I'm very nervous. I made the appointment a week ago and I've had all this time to mull it over and have that internal battle - you can do it, you don't need to do it, you can't do it, yes you can do it - and the battle goes on. I have a back-up plan for home detox with my physicians assistance. Short term Valium, vitamin supplements, prescription med's for the stomach cramps, etc.. Part of me just wants to do it at home in my comfort zone with my hubby's support & concern and the assistance of a friend who is a PA for a local addictionologist. Another part of me says I won't succeed if I do it that way - I can always break down and call to get more drugs.

I'm looking forward to being free again, but I'm terrified too. I went to detox 12 years ago but it was different. I woke up one morning and was stuck in detox without time to even think about it. This time I'm initiating the appointment and I've had plenty of time to mull it over, plan, prepare, rationalize, justify, etc... I have 10 days off work which should hopefully be sufficient to feel better and be back atleast half way normal.
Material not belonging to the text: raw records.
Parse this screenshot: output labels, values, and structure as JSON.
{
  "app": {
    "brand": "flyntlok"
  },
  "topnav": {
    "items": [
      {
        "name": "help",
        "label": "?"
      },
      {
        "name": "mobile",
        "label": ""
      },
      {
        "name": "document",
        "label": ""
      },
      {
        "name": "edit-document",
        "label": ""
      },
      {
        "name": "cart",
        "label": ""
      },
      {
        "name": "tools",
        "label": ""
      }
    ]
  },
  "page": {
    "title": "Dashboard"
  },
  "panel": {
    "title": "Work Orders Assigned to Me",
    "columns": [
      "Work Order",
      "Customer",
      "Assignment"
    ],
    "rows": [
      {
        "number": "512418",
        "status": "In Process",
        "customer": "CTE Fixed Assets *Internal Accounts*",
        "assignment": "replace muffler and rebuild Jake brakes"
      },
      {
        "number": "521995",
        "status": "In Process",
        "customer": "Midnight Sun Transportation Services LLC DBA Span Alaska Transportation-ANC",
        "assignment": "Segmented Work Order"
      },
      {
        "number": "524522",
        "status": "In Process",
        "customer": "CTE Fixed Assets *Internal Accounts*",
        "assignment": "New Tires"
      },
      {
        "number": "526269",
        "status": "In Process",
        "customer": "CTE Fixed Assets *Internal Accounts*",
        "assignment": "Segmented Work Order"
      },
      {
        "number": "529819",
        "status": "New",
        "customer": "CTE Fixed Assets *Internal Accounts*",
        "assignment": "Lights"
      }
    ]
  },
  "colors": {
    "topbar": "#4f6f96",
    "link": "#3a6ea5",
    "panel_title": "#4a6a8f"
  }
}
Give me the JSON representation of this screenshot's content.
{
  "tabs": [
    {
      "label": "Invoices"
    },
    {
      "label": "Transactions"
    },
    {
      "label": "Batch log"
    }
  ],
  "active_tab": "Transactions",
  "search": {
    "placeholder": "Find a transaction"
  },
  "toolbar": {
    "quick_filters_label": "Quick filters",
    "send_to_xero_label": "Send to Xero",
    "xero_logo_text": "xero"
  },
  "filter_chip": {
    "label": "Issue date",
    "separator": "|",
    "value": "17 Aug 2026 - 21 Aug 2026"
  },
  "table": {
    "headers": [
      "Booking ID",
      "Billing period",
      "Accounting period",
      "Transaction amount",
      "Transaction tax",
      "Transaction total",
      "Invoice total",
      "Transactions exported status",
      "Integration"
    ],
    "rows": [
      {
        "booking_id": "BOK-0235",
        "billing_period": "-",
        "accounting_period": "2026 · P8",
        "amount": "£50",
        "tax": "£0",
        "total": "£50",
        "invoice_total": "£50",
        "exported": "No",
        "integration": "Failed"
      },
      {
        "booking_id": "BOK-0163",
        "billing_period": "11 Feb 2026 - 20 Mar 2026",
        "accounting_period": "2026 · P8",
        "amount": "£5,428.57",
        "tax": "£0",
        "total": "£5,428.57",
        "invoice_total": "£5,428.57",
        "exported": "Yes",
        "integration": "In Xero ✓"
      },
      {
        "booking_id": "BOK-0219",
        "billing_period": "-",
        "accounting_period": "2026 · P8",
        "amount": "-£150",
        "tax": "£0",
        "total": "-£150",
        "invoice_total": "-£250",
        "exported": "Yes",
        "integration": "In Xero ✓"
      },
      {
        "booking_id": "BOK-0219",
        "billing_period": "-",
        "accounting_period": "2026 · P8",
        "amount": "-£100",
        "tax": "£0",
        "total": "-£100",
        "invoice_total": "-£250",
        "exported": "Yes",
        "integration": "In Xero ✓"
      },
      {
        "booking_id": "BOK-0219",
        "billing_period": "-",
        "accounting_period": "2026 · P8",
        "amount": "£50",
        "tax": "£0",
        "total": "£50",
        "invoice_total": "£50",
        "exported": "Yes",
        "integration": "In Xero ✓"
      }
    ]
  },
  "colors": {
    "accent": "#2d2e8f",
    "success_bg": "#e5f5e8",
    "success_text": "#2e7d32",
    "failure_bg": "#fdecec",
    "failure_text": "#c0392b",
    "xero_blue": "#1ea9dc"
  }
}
Pray for me. I know this is going to be hard. If you guys don't hear from me for a few days it may be because I'm sick as a dog, or hopefully asleep or away in Rehab. I hope the valium helps me sleep through the worst if I have to do this at home. I don't do well with being sick. Funny thing, the whole time I've been on the Hydorocodone I haven't even had a cold, a stomach bug, nothing - not even a sniffle. How can you not become addicted to the cure for everything!! Ha!! Wish me luck, I'm really going to try. I want my life back!!!!